La cuestión fundamental es si queremos que la democracia dependa de cómo se interpreten los procesos judiciales en la opinión pública o si queremos recuperar un espacio de deliberación donde las decisiones políticas puedan evaluarse sobre la base de ideas, resultados y responsabilidad electoral. La judicialización puede ser necesaria para garantizar rendición de cuentas, pero cuando cada conflicto se discute primero como un caso judicial y luego como un asunto político, se corre el riesgo de que la ciudadanía deje de debatir sobre lo que los gobernantes hacen y empiece a debatir sobre lo que los tribunales dicen sobre ellos.

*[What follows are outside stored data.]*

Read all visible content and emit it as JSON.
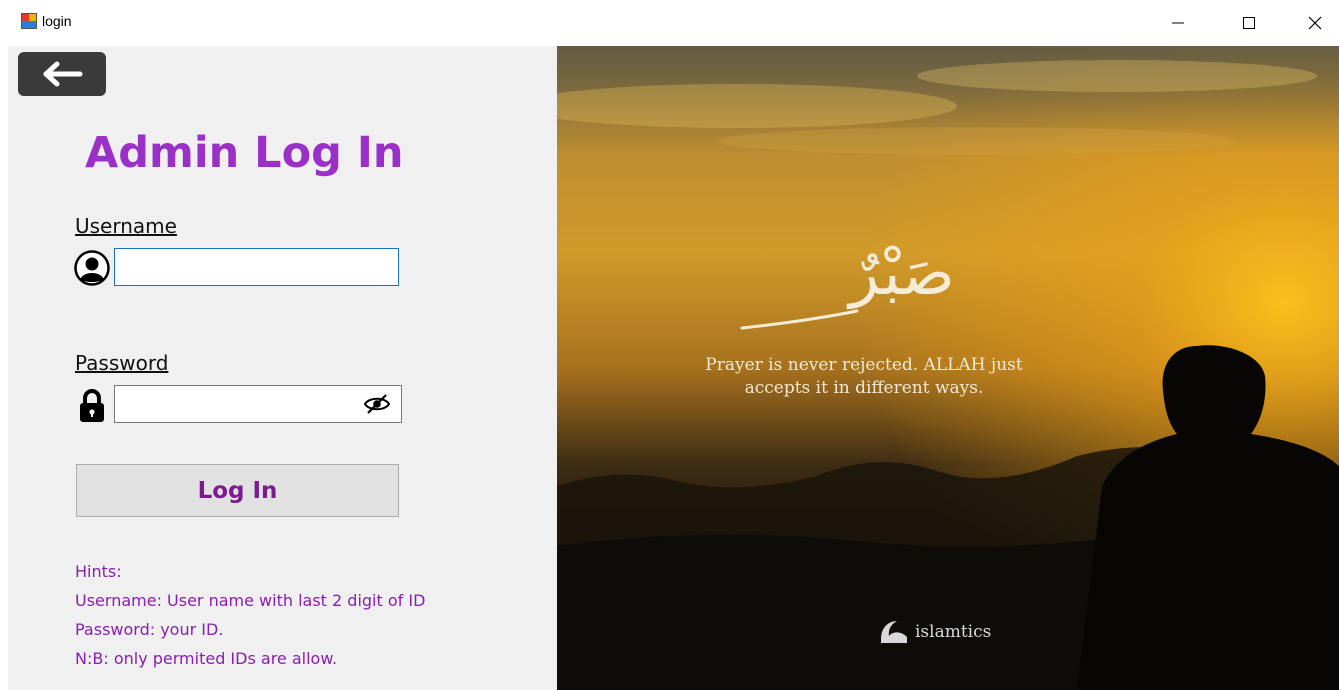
{
  "window": {
    "title": "login",
    "minimize": "—",
    "maximize": "☐",
    "close": "✕"
  },
  "header": {
    "back_icon": "arrow-left-icon",
    "title": "Admin Log In"
  },
  "form": {
    "username_label": "Username",
    "username_value": "",
    "username_icon": "user-circle-icon",
    "password_label": "Password",
    "password_value": "",
    "password_icon": "lock-icon",
    "eye_icon": "eye-slash-icon",
    "login_button": "Log In"
  },
  "hints": {
    "heading": "Hints:",
    "lines": [
      "Username: User name with last 2 digit of ID",
      "Password: your ID.",
      "N:B: only permited IDs are allow."
    ]
  },
  "hero": {
    "calligraphy": "صَبْرٌ",
    "quote_line1": "Prayer is never rejected. ALLAH just",
    "quote_line2": "accepts it in different ways.",
    "brand": "islamtics"
  },
  "colors": {
    "title_purple": "#9b30c9",
    "button_text": "#7c1a8e",
    "hint_purple": "#8a20b0",
    "input_focus_border": "#1a73c8"
  }
}
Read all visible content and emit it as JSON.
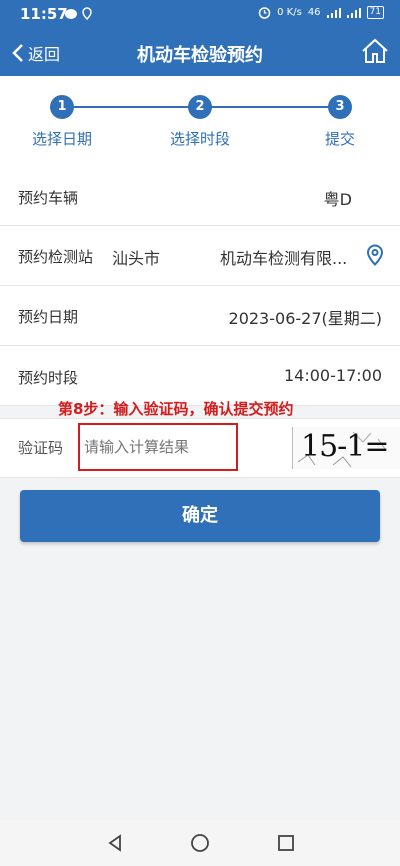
{
  "status": {
    "time": "11:57",
    "speed": "0 K/s",
    "signal": "46",
    "battery": "71"
  },
  "header": {
    "back_label": "返回",
    "title": "机动车检验预约"
  },
  "steps": [
    {
      "num": "1",
      "label": "选择日期"
    },
    {
      "num": "2",
      "label": "选择时段"
    },
    {
      "num": "3",
      "label": "提交"
    }
  ],
  "form": {
    "vehicle_label": "预约车辆",
    "vehicle_value": "粤D",
    "station_label": "预约检测站",
    "station_city": "汕头市",
    "station_name": "机动车检测有限...",
    "date_label": "预约日期",
    "date_value": "2023-06-27(星期二)",
    "period_label": "预约时段",
    "period_value": "14:00-17:00"
  },
  "annotation": "第8步：输入验证码，确认提交预约",
  "captcha": {
    "label": "验证码",
    "placeholder": "请输入计算结果",
    "image_text": "15-1="
  },
  "confirm_label": "确定",
  "colors": {
    "primary": "#2f70b8",
    "annotation": "#d41c1c"
  }
}
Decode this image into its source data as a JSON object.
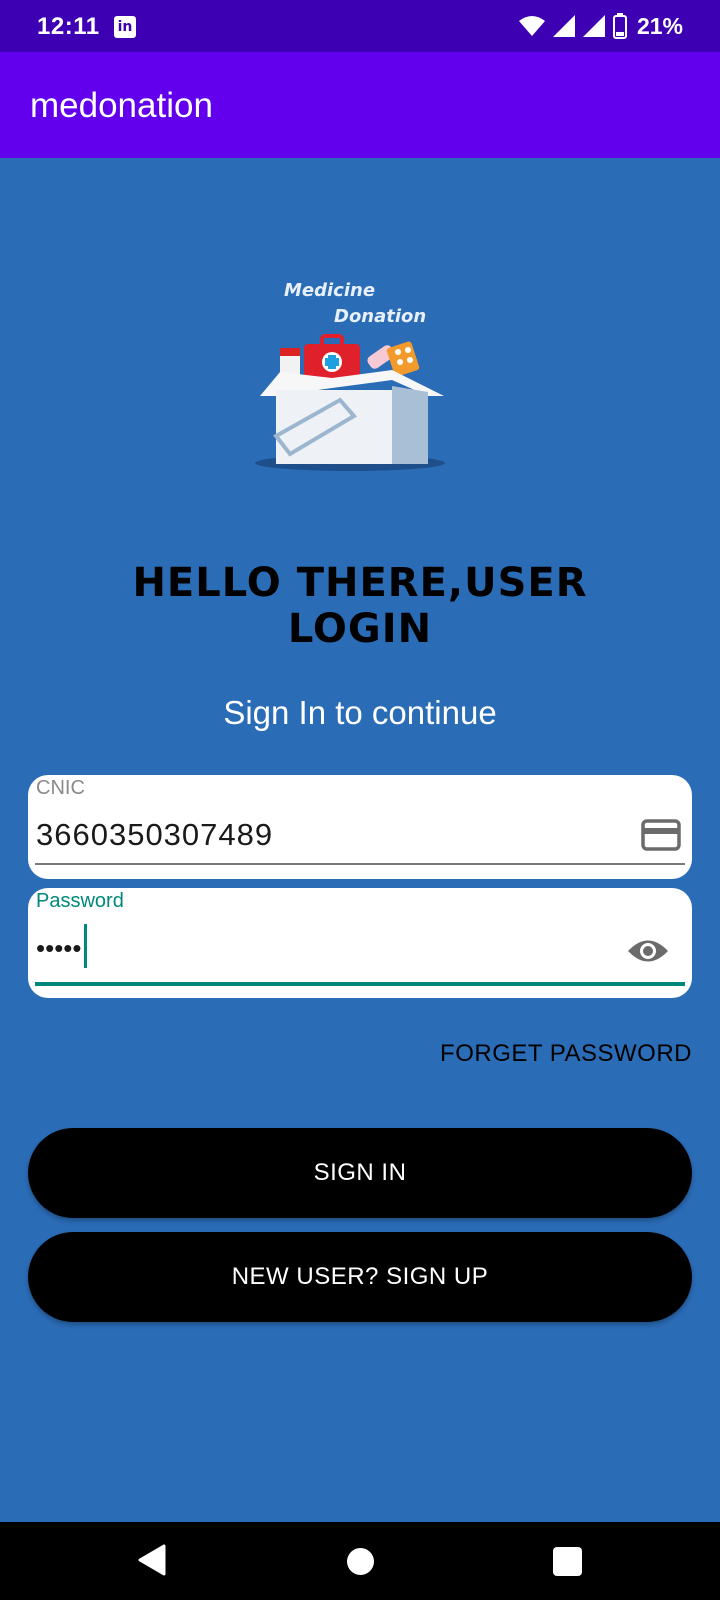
{
  "status_bar": {
    "time": "12:11",
    "notification_icon": "linkedin-icon",
    "battery_percent": "21%"
  },
  "app_bar": {
    "title": "medonation"
  },
  "logo": {
    "line1": "Medicine",
    "line2": "Donation"
  },
  "login": {
    "heading_line1": "HELLO THERE,USER",
    "heading_line2": "LOGIN",
    "subheading": "Sign In to continue",
    "cnic": {
      "label": "CNIC",
      "value": "3660350307489",
      "icon": "card-icon"
    },
    "password": {
      "label": "Password",
      "masked_value": "•••••",
      "icon": "eye-icon"
    },
    "forget_password": "FORGET PASSWORD",
    "sign_in": "SIGN IN",
    "sign_up": "NEW USER? SIGN UP"
  },
  "colors": {
    "background": "#2a6cb6",
    "status_bar": "#3e00b3",
    "app_bar": "#6200ee",
    "accent": "#00897b",
    "button": "#000000"
  }
}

La judicialización de la política, tan mala como la politización de la justicia aunque menos mencionada, es sin duda un arma de doble filo en el que ambos son perjudiciales: si la justicia se entiende como actor político, se interpreta su actuación en los mismos parámetros y ya no se verá una acción judicial como el reestablecimiento de la justicia, el orden y la ley sino como un elemento más en el juego político; y si la política pasa a medirse en claves judiciales poco margen quedan a las ideas.

España se encuentra en un momento crítico donde la política y la justicia parecen moverse en paralelo, pero en demasiadas ocasiones se confunden. La judicialización de la política ha desplazado el debate ciudadano hacia los tribunales, transformando la opinión pública en un juicio constante sobre la legalidad, la moralidad y la imparcialidad. Si la democracia quiere sobrevivir con credibilidad, debe recuperar un espacio donde la política se juzgue por decisiones, ideas y resultados, y no por la intensidad mediática de un auto o una imputación. La ciudadanía necesita poder discernir entre política y justicia, y los políticos deben gobernar con la responsabilidad de sus actos, no con la defensa anticipada de sus procesos. Solo cuando se restituya ese equilibrio podremos hablar de un sistema democrático robusto, en el que los tribunales garanticen justicia sin sustituir el debate político, y los ciudadanos recuperen la capacidad de decidir con criterio propio, sin que cada disputa se transforme en un espectáculo judicializado.